What is patent infringement and how do I know if I’m a victim?

Glenn W. Peterson

If you have a patent, you should be aware of what constitutes infringement of your patent and how to identify its occurrence. According to the U.S. Patent and Trademark Office, patent infringement may happen when someone makes, sells, uses or offers to sell a patented invention without the permission of the true patent owner. Additionally, patent infringement can also take place if a product or production method that is covered by a patent is imported into the U.S., again without permission of the owner of the patent. This means that you can be the victim of infringement for a long period of time without being aware there is even a problem.

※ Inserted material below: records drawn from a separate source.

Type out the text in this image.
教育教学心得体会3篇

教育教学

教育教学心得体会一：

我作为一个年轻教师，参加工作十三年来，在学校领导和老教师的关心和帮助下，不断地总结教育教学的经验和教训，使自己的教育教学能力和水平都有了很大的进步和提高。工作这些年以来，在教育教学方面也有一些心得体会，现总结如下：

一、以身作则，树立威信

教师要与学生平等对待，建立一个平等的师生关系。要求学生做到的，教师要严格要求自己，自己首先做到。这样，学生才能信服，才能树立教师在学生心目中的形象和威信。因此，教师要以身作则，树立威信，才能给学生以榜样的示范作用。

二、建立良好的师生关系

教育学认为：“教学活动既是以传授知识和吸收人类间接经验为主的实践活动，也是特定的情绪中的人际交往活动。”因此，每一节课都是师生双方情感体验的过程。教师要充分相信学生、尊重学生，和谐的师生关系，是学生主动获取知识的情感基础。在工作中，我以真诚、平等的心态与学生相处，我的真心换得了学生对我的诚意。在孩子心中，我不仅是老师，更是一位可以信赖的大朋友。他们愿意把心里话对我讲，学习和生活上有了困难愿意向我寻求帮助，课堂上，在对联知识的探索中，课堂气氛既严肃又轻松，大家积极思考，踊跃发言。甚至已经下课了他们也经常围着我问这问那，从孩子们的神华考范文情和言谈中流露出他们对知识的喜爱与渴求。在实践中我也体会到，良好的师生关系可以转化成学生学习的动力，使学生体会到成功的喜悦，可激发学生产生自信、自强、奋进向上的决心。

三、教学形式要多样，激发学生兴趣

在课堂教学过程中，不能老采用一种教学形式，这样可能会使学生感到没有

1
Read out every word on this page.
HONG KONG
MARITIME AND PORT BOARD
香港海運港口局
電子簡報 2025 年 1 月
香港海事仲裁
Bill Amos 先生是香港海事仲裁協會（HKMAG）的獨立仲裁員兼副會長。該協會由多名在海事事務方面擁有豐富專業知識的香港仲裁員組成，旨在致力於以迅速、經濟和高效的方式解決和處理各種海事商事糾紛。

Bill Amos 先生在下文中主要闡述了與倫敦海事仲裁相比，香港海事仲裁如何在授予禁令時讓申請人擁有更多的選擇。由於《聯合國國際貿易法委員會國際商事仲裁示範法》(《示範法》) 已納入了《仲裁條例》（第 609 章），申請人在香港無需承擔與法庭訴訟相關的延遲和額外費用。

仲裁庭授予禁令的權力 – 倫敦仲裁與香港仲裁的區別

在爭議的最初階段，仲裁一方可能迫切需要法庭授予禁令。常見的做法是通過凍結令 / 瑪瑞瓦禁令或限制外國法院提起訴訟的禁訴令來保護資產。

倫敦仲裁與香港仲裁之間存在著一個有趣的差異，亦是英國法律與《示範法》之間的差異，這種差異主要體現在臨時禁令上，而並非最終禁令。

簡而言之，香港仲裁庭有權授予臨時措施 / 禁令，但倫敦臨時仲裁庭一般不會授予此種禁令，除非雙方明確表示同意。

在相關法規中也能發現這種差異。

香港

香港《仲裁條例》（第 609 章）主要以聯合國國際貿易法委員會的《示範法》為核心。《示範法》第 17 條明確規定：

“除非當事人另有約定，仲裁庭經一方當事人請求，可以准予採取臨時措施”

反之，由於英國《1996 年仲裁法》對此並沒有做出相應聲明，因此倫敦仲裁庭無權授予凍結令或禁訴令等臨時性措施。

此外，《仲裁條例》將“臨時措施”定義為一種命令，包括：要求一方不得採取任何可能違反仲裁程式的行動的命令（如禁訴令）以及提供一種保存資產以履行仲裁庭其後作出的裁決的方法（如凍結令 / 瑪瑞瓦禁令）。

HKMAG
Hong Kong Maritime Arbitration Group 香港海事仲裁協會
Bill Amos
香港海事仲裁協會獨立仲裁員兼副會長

Unfortunately, there is no enforcing body in use in the U.S. to monitor the use of patented products and processes. This means that it is your responsibility to remain aware of the competition in your sector to determine whether or not other businesses may be infringing on your patents. Without sufficient proof, you will be unable to make a claim to stop the infringement from occurring.

One of the clearest ways to determine if infringement has actually occurred is by using the doctrine of equivalents. This involves comparing the two inventions in question to determine if they are sufficiently equivalent in how they work and their purpose. If these two findings align, the devices may be sufficiently alike enough to warrant an infringement claim. Additionally, infringement has clearly occurred in cases where a device or process is blatantly stolen from the original patent design. This information is educational only and should not be taken as legal advice.